Améliorer les conditions de travail et chercher ensemble des solutions

Enfin, on peut aussi réduire les coûts en améliorant les conditions de travail. Si les étudiant.e.s en médecine décident de ne pas exercer la profession en raison des mauvaises conditions de travail, les coûts liés à leurs études de médecine restent à l’état de coûts et ne représentent pas un investissement dans la santé de la société. La fluctuation et l’abandon de la profession entraînent aussi des coûts supplémentaires: les postes doivent être pourvus, les traitements reportés ou du personnel temporaire coûteux engagé. 

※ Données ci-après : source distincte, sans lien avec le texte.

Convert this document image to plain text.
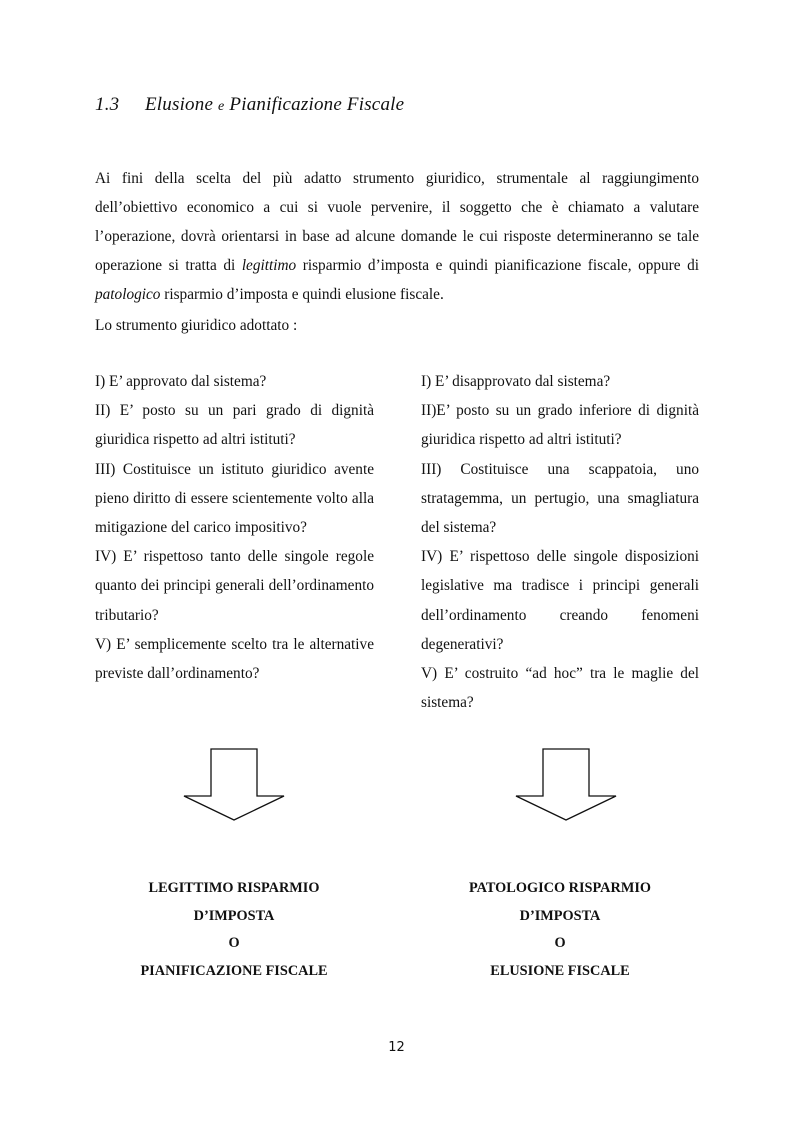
1.3 Elusione e Pianificazione Fiscale

Ai fini della scelta del più adatto strumento giuridico, strumentale al raggiungimento dell’obiettivo economico a cui si vuole pervenire, il soggetto che è chiamato a valutare l’operazione, dovrà orientarsi in base ad alcune domande le cui risposte determineranno se tale operazione si tratta di legittimo risparmio d’imposta e quindi pianificazione fiscale, oppure di patologico risparmio d’imposta e quindi elusione fiscale.

Lo strumento giuridico adottato :
I) E’ approvato dal sistema?
II) E’ posto su un pari grado di dignità giuridica rispetto ad altri istituti?
III) Costituisce un istituto giuridico avente pieno diritto di essere scientemente volto alla mitigazione del carico impositivo?
IV) E’ rispettoso tanto delle singole regole quanto dei principi generali dell’ordinamento tributario?
V) E’ semplicemente scelto tra le alternative previste dall’ordinamento?
I) E’ disapprovato dal sistema?
II)E’ posto su un grado inferiore di dignità giuridica rispetto ad altri istituti?
III) Costituisce una scappatoia, uno stratagemma, un pertugio, una smagliatura del sistema?
IV) E’ rispettoso delle singole disposizioni legislative ma tradisce i principi generali dell’ordinamento creando fenomeni degenerativi?
V) E’ costruito “ad hoc” tra le maglie del sistema?
LEGITTIMO RISPARMIO
D’IMPOSTA
O
PIANIFICAZIONE FISCALE
PATOLOGICO RISPARMIO
D’IMPOSTA
O
ELUSIONE FISCALE
12
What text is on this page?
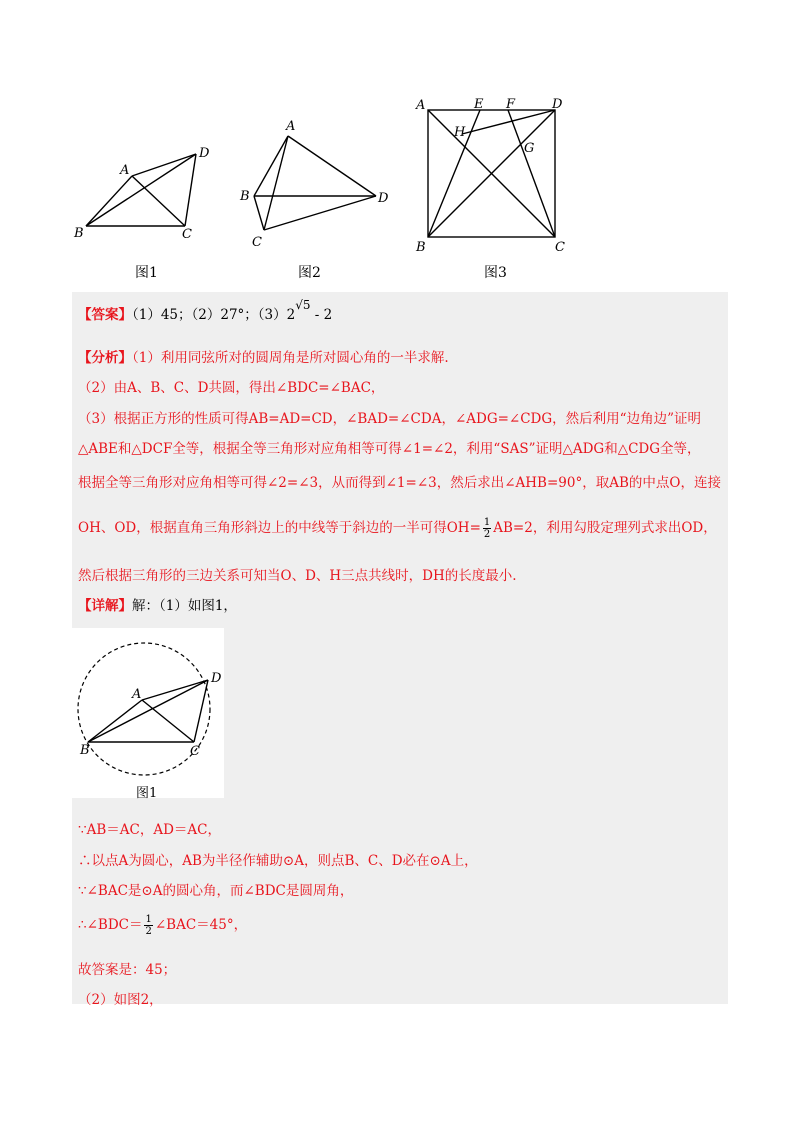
A
B	C
D
图1
A
B
C
D
图2
A	E F	D
H
G
B	C
图3
【答案】（1）45；（2）27°；（3）2√5 - 2
【分析】（1）利用同弦所对的圆周角是所对圆心角的一半求解.
（2）由A、B、C、D共圆，得出∠BDC=∠BAC，
（3）根据正方形的性质可得AB=AD=CD，∠BAD=∠CDA，∠ADG=∠CDG，然后利用“边角边”证明
△ABE和△DCF全等，根据全等三角形对应角相等可得∠1=∠2，利用“SAS”证明△ADG和△CDG全等，
根据全等三角形对应角相等可得∠2=∠3，从而得到∠1=∠3，然后求出∠AHB=90°，取AB的中点O，连接
OH、OD，根据直角三角形斜边上的中线等于斜边的一半可得$OH= \frac{1}{2} AB=2$，利用勾股定理列式求出OD，
然后根据三角形的三边关系可知当O、D、H三点共线时，DH的长度最小.
【详解】解：（1）如图1，
A
B	C
D
图1
∵AB＝AC，AD＝AC，
∴以点A为圆心，AB为半径作辅助⊙A，则点B、C、D必在⊙A上，
∵∠BAC是⊙A的圆心角，而∠BDC是圆周角，
∴∠BDC＝ $\frac{1}{2}$ ∠BAC＝45°，
故答案是：45；
（2）如图2，
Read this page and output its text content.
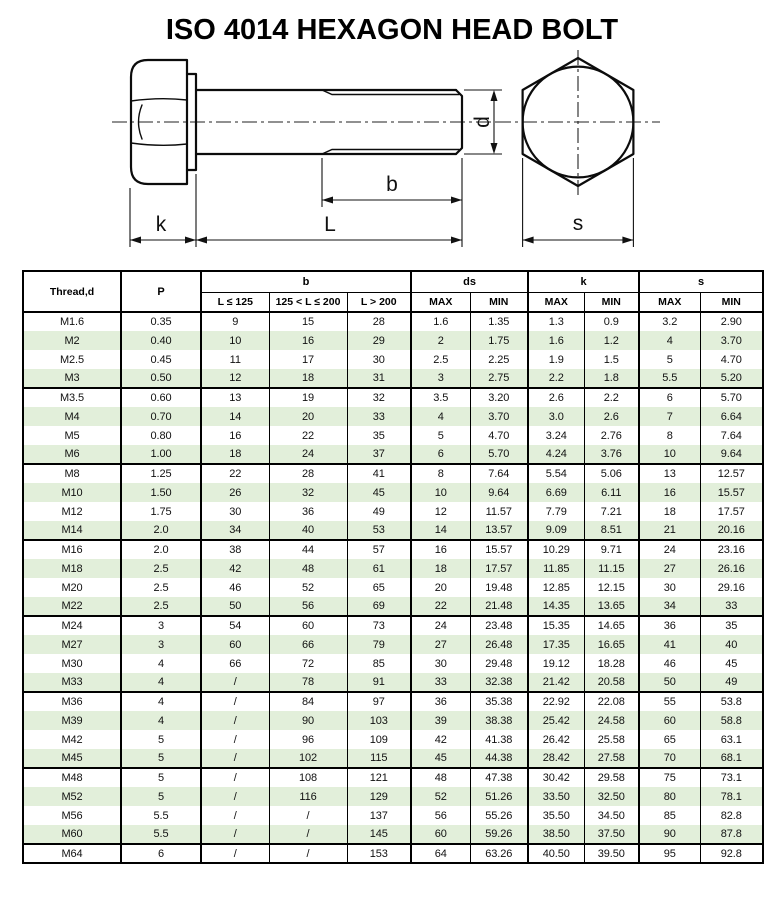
ISO 4014 HEXAGON HEAD BOLT
d
b
k	L	s
Thread,d	P	b			ds		k		s	
		L ≤ 125	125 < L ≤ 200	L > 200	MAX	MIN	MAX	MIN	MAX	MIN
M1.6	0.35	9	15	28	1.6	1.35	1.3	0.9	3.2	2.90
M2	0.40	10	16	29	2	1.75	1.6	1.2	4	3.70
M2.5	0.45	11	17	30	2.5	2.25	1.9	1.5	5	4.70
M3	0.50	12	18	31	3	2.75	2.2	1.8	5.5	5.20
M3.5	0.60	13	19	32	3.5	3.20	2.6	2.2	6	5.70
M4	0.70	14	20	33	4	3.70	3.0	2.6	7	6.64
M5	0.80	16	22	35	5	4.70	3.24	2.76	8	7.64
M6	1.00	18	24	37	6	5.70	4.24	3.76	10	9.64
M8	1.25	22	28	41	8	7.64	5.54	5.06	13	12.57
M10	1.50	26	32	45	10	9.64	6.69	6.11	16	15.57
M12	1.75	30	36	49	12	11.57	7.79	7.21	18	17.57
M14	2.0	34	40	53	14	13.57	9.09	8.51	21	20.16
M16	2.0	38	44	57	16	15.57	10.29	9.71	24	23.16
M18	2.5	42	48	61	18	17.57	11.85	11.15	27	26.16
M20	2.5	46	52	65	20	19.48	12.85	12.15	30	29.16
M22	2.5	50	56	69	22	21.48	14.35	13.65	34	33
M24	3	54	60	73	24	23.48	15.35	14.65	36	35
M27	3	60	66	79	27	26.48	17.35	16.65	41	40
M30	4	66	72	85	30	29.48	19.12	18.28	46	45
M33	4	/	78	91	33	32.38	21.42	20.58	50	49
M36	4	/	84	97	36	35.38	22.92	22.08	55	53.8
M39	4	/	90	103	39	38.38	25.42	24.58	60	58.8
M42	5	/	96	109	42	41.38	26.42	25.58	65	63.1
M45	5	/	102	115	45	44.38	28.42	27.58	70	68.1
M48	5	/	108	121	48	47.38	30.42	29.58	75	73.1
M52	5	/	116	129	52	51.26	33.50	32.50	80	78.1
M56	5.5	/	/	137	56	55.26	35.50	34.50	85	82.8
M60	5.5	/	/	145	60	59.26	38.50	37.50	90	87.8
M64	6	/	/	153	64	63.26	40.50	39.50	95	92.8
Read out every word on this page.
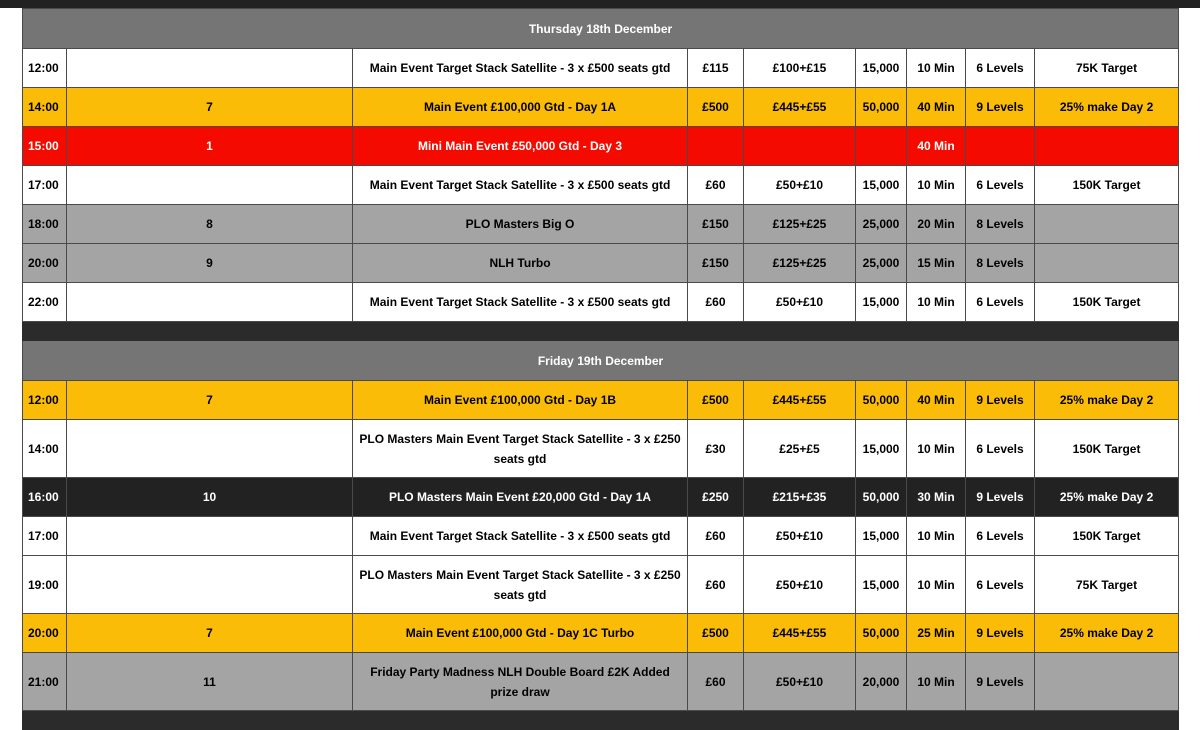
Thursday 18th December								
12:00		Main Event Target Stack Satellite - 3 x £500 seats gtd	£115	£100+£15	15,000	10 Min	6 Levels	75K Target
14:00	7	Main Event £100,000 Gtd - Day 1A	£500	£445+£55	50,000	40 Min	9 Levels	25% make Day 2
15:00	1	Mini Main Event £50,000 Gtd - Day 3				40 Min		
17:00		Main Event Target Stack Satellite - 3 x £500 seats gtd	£60	£50+£10	15,000	10 Min	6 Levels	150K Target
18:00	8	PLO Masters Big O	£150	£125+£25	25,000	20 Min	8 Levels	
20:00	9	NLH Turbo	£150	£125+£25	25,000	15 Min	8 Levels	
22:00		Main Event Target Stack Satellite - 3 x £500 seats gtd	£60	£50+£10	15,000	10 Min	6 Levels	150K Target

Friday 19th December								
12:00	7	Main Event £100,000 Gtd - Day 1B	£500	£445+£55	50,000	40 Min	9 Levels	25% make Day 2
14:00		PLO Masters Main Event Target Stack Satellite - 3 x £250 seats gtd	£30	£25+£5	15,000	10 Min	6 Levels	150K Target
16:00	10	PLO Masters Main Event £20,000 Gtd - Day 1A	£250	£215+£35	50,000	30 Min	9 Levels	25% make Day 2
17:00		Main Event Target Stack Satellite - 3 x £500 seats gtd	£60	£50+£10	15,000	10 Min	6 Levels	150K Target
19:00		PLO Masters Main Event Target Stack Satellite - 3 x £250 seats gtd	£60	£50+£10	15,000	10 Min	6 Levels	75K Target
20:00	7	Main Event £100,000 Gtd - Day 1C Turbo	£500	£445+£55	50,000	25 Min	9 Levels	25% make Day 2
21:00	11	Friday Party Madness NLH Double Board £2K Added prize draw	£60	£50+£10	20,000	10 Min	9 Levels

Il y a cependant un aspect positif que l’on peut relever dans le contexte de l’initiative pour un frein aux coûts: au sein du secteur de la santé, les avis sont, une fois n’est pas coutume, unanimes pour dire que cette initiative ne peut que nuire au système de santé. La liste des associations et groupes professionnels qui s’y opposent est longue: les physiothérapeutes, le personnel soignant, les médecins, les hôpitaux et aussi une partie des assureurs-maladie se prononcent pour un non. Cela n’a rien de surprenant, car l’initiative veut instaurer un frein aux coûts rigide et éloigné de la réalité quotidienne. Il y aurait pourtant dans ce secteur de nombreux projets, approches et initiatives visant à réduire les coûts et à maintenir une prise en charge de qualité des patientes et patients.